Publicado na BBC Brasil.
O bengali Ananta Bijoy Das, de 33 anos, caminhava rumo ao trabalho na terça-feira quando foi atacado por um grupo de homens mascarados e armados com facões na cidade de Sylhet, em Bangladesh.
Ele é o terceiro blogueiro ateu a ser assassinado desde o início do ano.
Bangladesh é um país oficialmente secular, mas a maioria de seus 160 milhões de habitantes é muçulmana.
Das escrevia para o Mona Mukto (“Mente livre”, em tradução livre), um site que propaga o racionalismo e se opõe ao fundamentalismo.
A página foi fundada pelo também blogueiro Avijit Roy, que teve o mesmo destino que Das: Roy foi assassinado a facadas quando voltava para casa a pé com sua esposa de uma feira do livro na capital Daca.
Pouco antes de sua morte, Roy, que nasceu em Bangladesh, mas tinha nacionalidade americana, havia criticado a intolerância religiosa no país.
Sua esposa perdeu um dedo no mesmo ataque.
Em março deste ano, outro blogueiro ─ Washiqur Rahman ─ também foi morto na capital do país.
‘Padrão similar’
“Todos os assassinatos têm um padrão similar de ataque”, afirma Sabier Mustafá, editor do serviço Bengali da BBC.

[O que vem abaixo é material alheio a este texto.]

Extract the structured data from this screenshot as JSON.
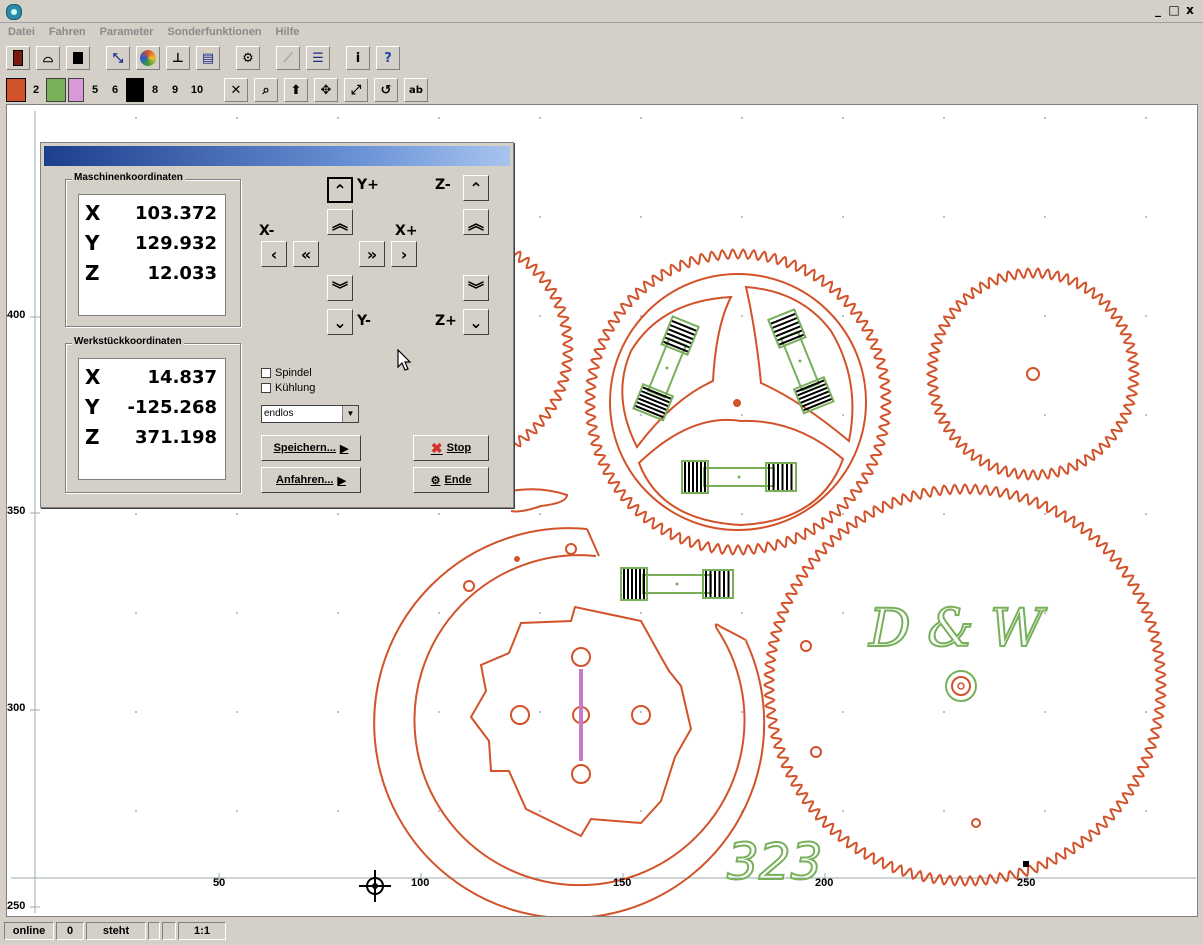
{
  "window": {
    "minimize": "_",
    "maximize": "□",
    "close": "x"
  },
  "menu": [
    "Datei",
    "Fahren",
    "Parameter",
    "Sonderfunktionen",
    "Hilfe"
  ],
  "pen_toolbar": {
    "pen2": "2",
    "pen5": "5",
    "pen6": "6",
    "pen8": "8",
    "pen9": "9",
    "pen10": "10"
  },
  "dialog": {
    "machine_group": "Maschinenkoordinaten",
    "machine": {
      "x_label": "X",
      "x": "103.372",
      "y_label": "Y",
      "y": "129.932",
      "z_label": "Z",
      "z": "12.033"
    },
    "work_group": "Werkstückkoordinaten",
    "work": {
      "x_label": "X",
      "x": "14.837",
      "y_label": "Y",
      "y": "-125.268",
      "z_label": "Z",
      "z": "371.198"
    },
    "jog": {
      "y_plus": "Y+",
      "y_minus": "Y-",
      "x_minus": "X-",
      "x_plus": "X+",
      "z_minus": "Z-",
      "z_plus": "Z+"
    },
    "spindel": "Spindel",
    "kuehlung": "Kühlung",
    "mode_value": "endlos",
    "save_button": "Speichern...",
    "approach_button": "Anfahren...",
    "stop_button": "Stop",
    "end_button": "Ende"
  },
  "axis": {
    "x_ticks": [
      "50",
      "100",
      "150",
      "200",
      "250"
    ],
    "y_ticks": [
      "400",
      "350",
      "300",
      "250"
    ]
  },
  "drawing": {
    "monogram": "D & W",
    "number": "323"
  },
  "status": {
    "online": "online",
    "zero": "0",
    "state": "steht",
    "scale": "1:1"
  },
  "colors": {
    "cut": "#d2522a",
    "engrave": "#78b05a",
    "mark": "#c87ac8"
  }
}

Mustafá acredita que os autores são parte de uma “rede de inteligência” e que os ataques não são arbitrários, mas bem planejados.

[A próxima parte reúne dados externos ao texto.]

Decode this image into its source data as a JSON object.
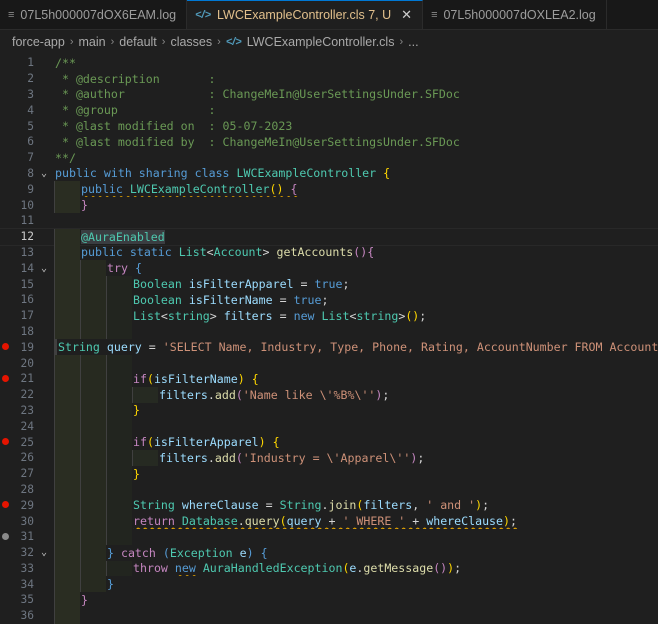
{
  "tabs": [
    {
      "label": "07L5h000007dOX6EAM.log",
      "icon": "file-icon",
      "active": false
    },
    {
      "label": "LWCExampleController.cls 7, U",
      "icon": "apex-icon",
      "active": true
    },
    {
      "label": "07L5h000007dOXLEA2.log",
      "icon": "file-icon",
      "active": false
    }
  ],
  "breadcrumb": [
    "force-app",
    "main",
    "default",
    "classes",
    "LWCExampleController.cls",
    "..."
  ],
  "current_line": 12,
  "lines": [
    {
      "n": 1,
      "indent": 0,
      "tokens": [
        [
          "c",
          "/**"
        ]
      ]
    },
    {
      "n": 2,
      "indent": 0,
      "tokens": [
        [
          "c",
          " * @description       :"
        ]
      ]
    },
    {
      "n": 3,
      "indent": 0,
      "tokens": [
        [
          "c",
          " * @author            : ChangeMeIn@UserSettingsUnder.SFDoc"
        ]
      ]
    },
    {
      "n": 4,
      "indent": 0,
      "tokens": [
        [
          "c",
          " * @group             :"
        ]
      ]
    },
    {
      "n": 5,
      "indent": 0,
      "tokens": [
        [
          "c",
          " * @last modified on  : 05-07-2023"
        ]
      ]
    },
    {
      "n": 6,
      "indent": 0,
      "tokens": [
        [
          "c",
          " * @last modified by  : ChangeMeIn@UserSettingsUnder.SFDoc"
        ]
      ]
    },
    {
      "n": 7,
      "indent": 0,
      "tokens": [
        [
          "c",
          "**/"
        ]
      ]
    },
    {
      "n": 8,
      "indent": 0,
      "fold": true,
      "tokens": [
        [
          "k",
          "public"
        ],
        [
          "p",
          " "
        ],
        [
          "k",
          "with"
        ],
        [
          "p",
          " "
        ],
        [
          "k",
          "sharing"
        ],
        [
          "p",
          " "
        ],
        [
          "k",
          "class"
        ],
        [
          "p",
          " "
        ],
        [
          "t",
          "LWCExampleController"
        ],
        [
          "p",
          " "
        ],
        [
          "b",
          "{"
        ]
      ]
    },
    {
      "n": 9,
      "indent": 1,
      "tokens": [
        [
          "k squig",
          "public"
        ],
        [
          "p squig",
          " "
        ],
        [
          "t squig",
          "LWCExampleController"
        ],
        [
          "b squig",
          "()"
        ],
        [
          "p squig",
          " "
        ],
        [
          "ctl squig",
          "{"
        ]
      ]
    },
    {
      "n": 10,
      "indent": 1,
      "tokens": [
        [
          "ctl",
          "}"
        ]
      ]
    },
    {
      "n": 11,
      "indent": 0,
      "tokens": []
    },
    {
      "n": 12,
      "indent": 1,
      "tokens": [
        [
          "t ann",
          "@AuraEnabled"
        ]
      ]
    },
    {
      "n": 13,
      "indent": 1,
      "tokens": [
        [
          "k",
          "public"
        ],
        [
          "p",
          " "
        ],
        [
          "k",
          "static"
        ],
        [
          "p",
          " "
        ],
        [
          "t",
          "List"
        ],
        [
          "p",
          "<"
        ],
        [
          "t",
          "Account"
        ],
        [
          "p",
          "> "
        ],
        [
          "f",
          "getAccounts"
        ],
        [
          "ctl",
          "()"
        ],
        [
          "ctl",
          "{"
        ]
      ]
    },
    {
      "n": 14,
      "indent": 2,
      "fold": true,
      "tokens": [
        [
          "ctl",
          "try"
        ],
        [
          "p",
          " "
        ],
        [
          "k",
          "{"
        ]
      ]
    },
    {
      "n": 15,
      "indent": 3,
      "tokens": [
        [
          "t",
          "Boolean"
        ],
        [
          "p",
          " "
        ],
        [
          "v",
          "isFilterApparel"
        ],
        [
          "p",
          " = "
        ],
        [
          "k",
          "true"
        ],
        [
          "p",
          ";"
        ]
      ]
    },
    {
      "n": 16,
      "indent": 3,
      "tokens": [
        [
          "t",
          "Boolean"
        ],
        [
          "p",
          " "
        ],
        [
          "v",
          "isFilterName"
        ],
        [
          "p",
          " = "
        ],
        [
          "k",
          "true"
        ],
        [
          "p",
          ";"
        ]
      ]
    },
    {
      "n": 17,
      "indent": 3,
      "tokens": [
        [
          "t",
          "List"
        ],
        [
          "p",
          "<"
        ],
        [
          "t",
          "string"
        ],
        [
          "p",
          "> "
        ],
        [
          "v",
          "filters"
        ],
        [
          "p",
          " = "
        ],
        [
          "k",
          "new"
        ],
        [
          "p",
          " "
        ],
        [
          "t",
          "List"
        ],
        [
          "p",
          "<"
        ],
        [
          "t",
          "string"
        ],
        [
          "p",
          ">"
        ],
        [
          "b",
          "()"
        ],
        [
          "p",
          ";"
        ]
      ]
    },
    {
      "n": 18,
      "indent": 3,
      "tokens": []
    },
    {
      "n": 19,
      "indent": 3,
      "bp": "red",
      "tokens": [
        [
          "t",
          "String"
        ],
        [
          "p",
          " "
        ],
        [
          "v",
          "query"
        ],
        [
          "p",
          " = "
        ],
        [
          "s",
          "'SELECT Name, Industry, Type, Phone, Rating, AccountNumber FROM Account'"
        ]
      ]
    },
    {
      "n": 20,
      "indent": 3,
      "tokens": []
    },
    {
      "n": 21,
      "indent": 3,
      "bp": "red",
      "tokens": [
        [
          "ctl",
          "if"
        ],
        [
          "b",
          "("
        ],
        [
          "v",
          "isFilterName"
        ],
        [
          "b",
          ")"
        ],
        [
          "p",
          " "
        ],
        [
          "b",
          "{"
        ]
      ]
    },
    {
      "n": 22,
      "indent": 4,
      "tokens": [
        [
          "v",
          "filters"
        ],
        [
          "p",
          "."
        ],
        [
          "f",
          "add"
        ],
        [
          "ctl",
          "("
        ],
        [
          "s",
          "'Name like \\'%B%\\''"
        ],
        [
          "ctl",
          ")"
        ],
        [
          "p",
          ";"
        ]
      ]
    },
    {
      "n": 23,
      "indent": 3,
      "tokens": [
        [
          "b",
          "}"
        ]
      ]
    },
    {
      "n": 24,
      "indent": 3,
      "tokens": []
    },
    {
      "n": 25,
      "indent": 3,
      "bp": "red",
      "tokens": [
        [
          "ctl",
          "if"
        ],
        [
          "b",
          "("
        ],
        [
          "v",
          "isFilterApparel"
        ],
        [
          "b",
          ")"
        ],
        [
          "p",
          " "
        ],
        [
          "b",
          "{"
        ]
      ]
    },
    {
      "n": 26,
      "indent": 4,
      "tokens": [
        [
          "v",
          "filters"
        ],
        [
          "p",
          "."
        ],
        [
          "f",
          "add"
        ],
        [
          "ctl",
          "("
        ],
        [
          "s",
          "'Industry = \\'Apparel\\''"
        ],
        [
          "ctl",
          ")"
        ],
        [
          "p",
          ";"
        ]
      ]
    },
    {
      "n": 27,
      "indent": 3,
      "tokens": [
        [
          "b",
          "}"
        ]
      ]
    },
    {
      "n": 28,
      "indent": 3,
      "tokens": []
    },
    {
      "n": 29,
      "indent": 3,
      "bp": "red",
      "tokens": [
        [
          "t",
          "String"
        ],
        [
          "p",
          " "
        ],
        [
          "v",
          "whereClause"
        ],
        [
          "p",
          " = "
        ],
        [
          "t",
          "String"
        ],
        [
          "p",
          "."
        ],
        [
          "f",
          "join"
        ],
        [
          "b",
          "("
        ],
        [
          "v",
          "filters"
        ],
        [
          "p",
          ", "
        ],
        [
          "s",
          "' and '"
        ],
        [
          "b",
          ")"
        ],
        [
          "p",
          ";"
        ]
      ]
    },
    {
      "n": 30,
      "indent": 3,
      "tokens": [
        [
          "ctl squig",
          "return"
        ],
        [
          "p squig",
          " "
        ],
        [
          "t squig",
          "Database"
        ],
        [
          "p squig",
          "."
        ],
        [
          "f squig",
          "query"
        ],
        [
          "b squig",
          "("
        ],
        [
          "v squig",
          "query"
        ],
        [
          "p squig",
          " + "
        ],
        [
          "s squig",
          "' WHERE '"
        ],
        [
          "p squig",
          " + "
        ],
        [
          "v squig",
          "whereClause"
        ],
        [
          "b squig",
          ")"
        ],
        [
          "p squig",
          ";"
        ]
      ]
    },
    {
      "n": 31,
      "indent": 3,
      "bp": "grey",
      "tokens": []
    },
    {
      "n": 32,
      "indent": 2,
      "fold": true,
      "tokens": [
        [
          "k",
          "}"
        ],
        [
          "p",
          " "
        ],
        [
          "ctl",
          "catch"
        ],
        [
          "p",
          " "
        ],
        [
          "k",
          "("
        ],
        [
          "t",
          "Exception"
        ],
        [
          "p",
          " "
        ],
        [
          "v",
          "e"
        ],
        [
          "k",
          ")"
        ],
        [
          "p",
          " "
        ],
        [
          "k",
          "{"
        ]
      ]
    },
    {
      "n": 33,
      "indent": 3,
      "tokens": [
        [
          "ctl",
          "throw"
        ],
        [
          "p",
          " "
        ],
        [
          "k squig",
          "new"
        ],
        [
          "p",
          " "
        ],
        [
          "t",
          "AuraHandledException"
        ],
        [
          "b",
          "("
        ],
        [
          "v",
          "e"
        ],
        [
          "p",
          "."
        ],
        [
          "f",
          "getMessage"
        ],
        [
          "ctl",
          "()"
        ],
        [
          "b",
          ")"
        ],
        [
          "p",
          ";"
        ]
      ]
    },
    {
      "n": 34,
      "indent": 2,
      "tokens": [
        [
          "k",
          "}"
        ]
      ]
    },
    {
      "n": 35,
      "indent": 1,
      "tokens": [
        [
          "ctl",
          "}"
        ]
      ]
    },
    {
      "n": 36,
      "indent": 1,
      "tokens": []
    }
  ]
}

Os blogueiros não eram conhecidos do grande público, e Washiqur, por exemplo, escrevia usando um pseudônimo, para evitar ser encontrado.
Já Das poderia ser considerado um “ativista contra a religião”, que, muitas vezes, fez comentários contrários ao Islã.
Em entrevista à BBC, Sara Hossain, advogada e ativista de direitos humanos em Daca, Das e Roy estavam em uma lista de potenciais alvos de grupos extremistas.
“Os dois sempre defenderam abertamente a liberdade de expressão e haviam escrito, de forma muito explícita, que se consideravam ateus”, diz Hossain.
A polícia deteve um islamista pelo assassinato de Roy e dois estudantes de uma madrassa (escola islâmica) pela morte de Washiqur.
Embora o braço da Al-Qaeda no subcontinente indiano tenha reivindicado a autoria do ataque a Roy, autoridades acreditam que a morte de Mustafa pode ter sido uma mera estratégia para o grupo atrair os holofotes da mídia.
Por trás dos ataques, em qualquer caso, estariam “grupos islâmicos radicais muito determinados a atacar pessoas que os desafiam em redes sociais, a fim de silenciá-las usando táticas de intimidação”, opina Mustafa.
O ataque contra Roy gerou indignação entre estudantes e ativistas, que foram às ruas protestar contra o que chamaram de negligência das autoridades em proteger os críticos do fanatismo religioso.
Visto sueco
A filial sueca da PEN ─ uma associação internacional que promove a literatura e a liberdade de expressão ─ revelou que a Embaixada da Suécia em Daca tinha se recusado a conceder um visto a Das para participar de um evento no país, onde ele falaria sobre a liberdade de imprensa, disse o especialista em assuntos sociais da BBC, John McManus.
Segundo Henrik Enbohm McManus, secretário internacional da PEN, a embaixada indeferiu o pedido por suspeitar que Das pudesse tentar permanecer na Europa.
A instituição estava apelando da decisão quando o blogueiro foi atacado e morto.
A União Internacional Humanista e Ética (IHEU, na sigla em inglês) disse que havia sido contatada por Das após os assassinatos de Avijit e Washiqur.
“Sabendo que ele corria risco de morte, recomendamos que tentasse sair do perigo”, informou a IHEU.
Por meio de um comunicado, a entidade disse que os assassinatos de blogueiros representam uma “perda devastadora” para as comunidades humanistas e laicas no sul da Ásia e em todo o mundo.
A IHEU condenou duramente o assassinato de Das e o que chamou de “fracasso das autoridades de Bangladesh para fazer justiça a essas pessoas e acabar com as redes que estão por trás dessa série de assassinatos.”
“Seja por apatia, incompetência ou a intimidação, a polícia e o governo não estão protegendo escritores, pensadores e humanistas, leigos e ativistas seculares”, disse a entidade.
O governo de Bangladesh não condenou publicamente nenhum dos três assassinatos deste ano e, segundo Mustafa, da BBC, se mostra “pouco disposto” para resolver o problema.
“Há o temor de que, posicionando-se em prol dos ateus assassinados, o governo acabe criando para si um problema com os muçulmanos radicais”, explica o jornalista.